On Board the USS Ameriprise
Looking back at Star Trek, more than four decades after Roddenberry's vision entered our homes, what's remarkable is how much it captured a still extant American optimism and an American cultural smugness. The optimism today has been muted, but the smugness -- not so much. After all, official American "expeditionary forces" continue to travel the "final frontiers" of our own planet, if not the galaxy, armed to the teeth with our own versions of phasers and photon torpedoes.
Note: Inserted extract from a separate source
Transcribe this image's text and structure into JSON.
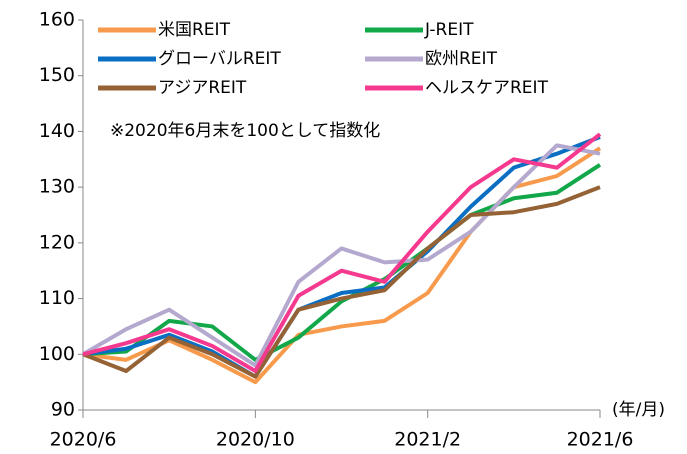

At the same time, most of us continue to see ourselves as a peace-loving, Federation-like crew, a force for progress, for international cooperation, and above all for good.
Yes, our acts may -- these days, more than occasionally -- misfire (or quagmire), but our intentions are benevolent, motivated primarily by a desire to serve a higher purpose, even as we seek to enlarge our peaceful federation of allied nations. Unfortunately, like the Star Trek crew, Americans are meddlers. We want to help others even when they don't want our help, even when our "help" is counterproductive to the normal development of other cultures and countries.
Worse yet: Despite our aspirations, the American spaceship of state -- let's call it the USS Ameriprise -- not only resembles the USS Enterprise of the (mostly well-meaning but distinctly meddlesome) Federation, but also, on too many occasions, the Enterprise from a barbarous parallel universe pictured in "Mirror, Mirror," an episode from the show's second season.
In it, thanks to a "transporter" accident, four members of the Star Trek crew, including Captain Kirk, switch places with their evil twins and find themselves aboard the Imperial Star Ship (ISS) Enterprise. Among the ISS crew, might makes right. Alien cultures that refuse to provide scarce energy sources (the dilithium crystals that power the starship, not mundane oil as on this planet) are massacred and their resources stolen. Perceived mistakes by crewmembers are punished with "agonizers," Taser-like miniature zappers applied to the chest just above the heart. Disloyal crewmembers are tortured to extract confessions, or simply slowly tortured to death, by being placed in "the agony booth." The booth is the ultimate "stress position," without all the inconvenience of shackles or the messiness of waterboarding. Officers advance in rank by assassination, with Kirk possessing the choicest precision weapon: a device in his quarters capable of killing any person on board with just the touch of a button.
Let's recap: Alien cultures shocked, awed, and bludgeoned into submission in order to gain control over scarce energy resources; torture used liberally to extract information; precision weapons capable of decapitating the enemy and controlled from a distance via the push of a button.